Media sosial itu ibarat mata pedang yang tajam dikedua sisinya. Ia akan sebaik penggunanya. Jika digunakan untuk hal yang positif maka baik pula media sosial tersebut.
Begitupun sebaliknya, jika media sosial dimanfaatkan untuk hal yang tidak sehat, maka hasilnya pun akan buruk. Bukan saja seburuk bagi penggunanya, melainkan berdampak negatif bagi orang lain yang berinteraksi dengannya.
Oleh karena itu ada peringatan populer yang kerap digaungkan oleh pegiat media sosial agar bijak bermedia sosial.
Peringatan tersebut bukan tanpa alasan. Betapa banyak pengguna media sosial yang terlibat kasus pelanggaran hukum lantaran mengunggah kata-kata, foto, dan video lantaran dianggap haters.
Perilaku haters sendiri dimaknai sebagai cerminan sikap negatif dan tidak sehat di dunia maya, cenderung menghasilkan konplik, dan merugikan hubungan sosial baik secara individu maupun kelompok.
Nah, belakangan setelah media sosial digunakan secara luas di semua kalangan, dengan segala akses kemudahan yang didapatkan di dunia maya, ternyata menimbulkan aspek kecanduan yang konon kabarnya dapat mengganggu mental penggunanya, betulkah?
Hal tersebut yang diperingatkan para pakar kesehatan jiwa dan psikolog kepada para pengguna media sosial untuk tak cukup sebatas menghindari perilaku haters, lebih dari itu ada konsekuensi kesehatan mental yang ditimbulkan jika seorang pengguna media sosial tidak bisa memeneg dengan baik.
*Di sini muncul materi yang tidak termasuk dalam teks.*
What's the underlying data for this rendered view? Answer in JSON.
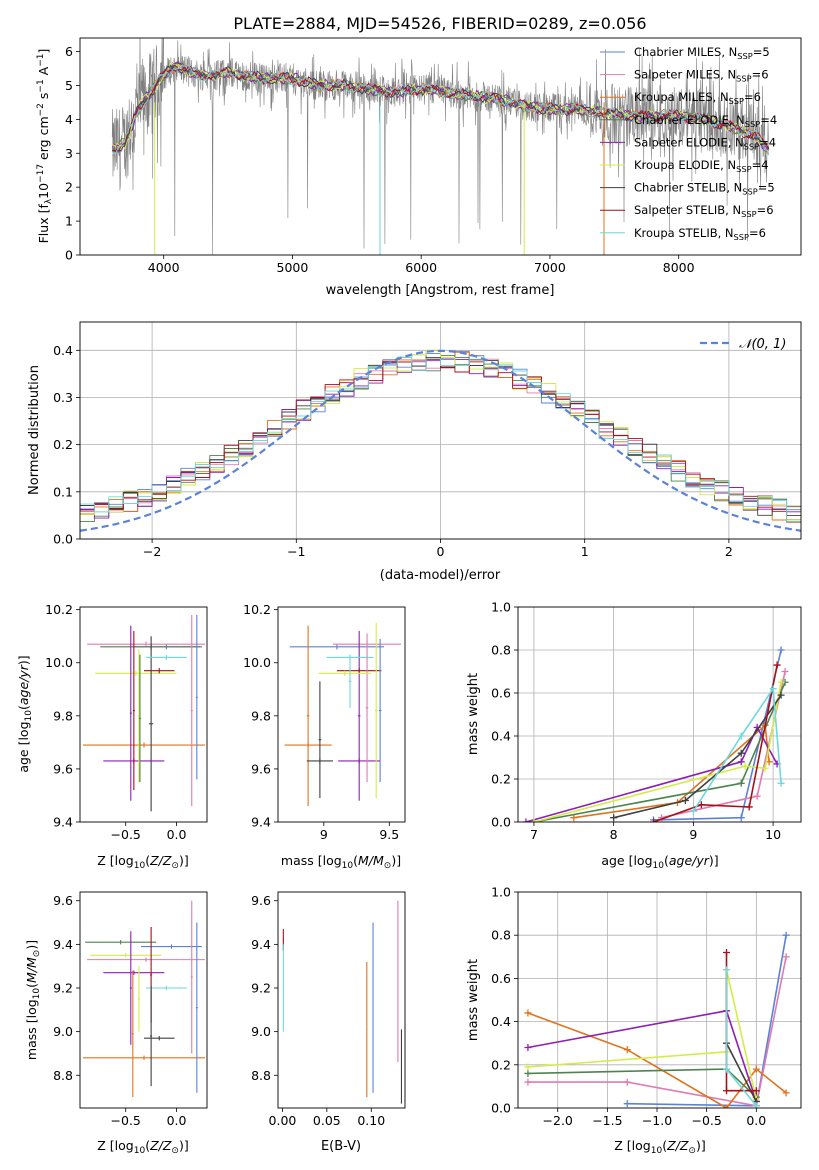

Lantas, kenapa media sosial bisa menimbulkan kecanduan?
Diawal kemunculannya, media sosial ditujukan untuk bersosialisasi antara satu orang dengan individu lainnya melalui jejaring sosial di dunia maya.
Lalu, cara kerja media sosial semakin meningkat dengan saling membangun komunitas, membuat kolaborasi, hingga berbagi informasi.
Selanjutnya, kini media sosial sudah memasuki seluruh aspek kehidupan sehari-hari, baik sosial, budaya, ekonomi, politik, ideologi, maupun agama.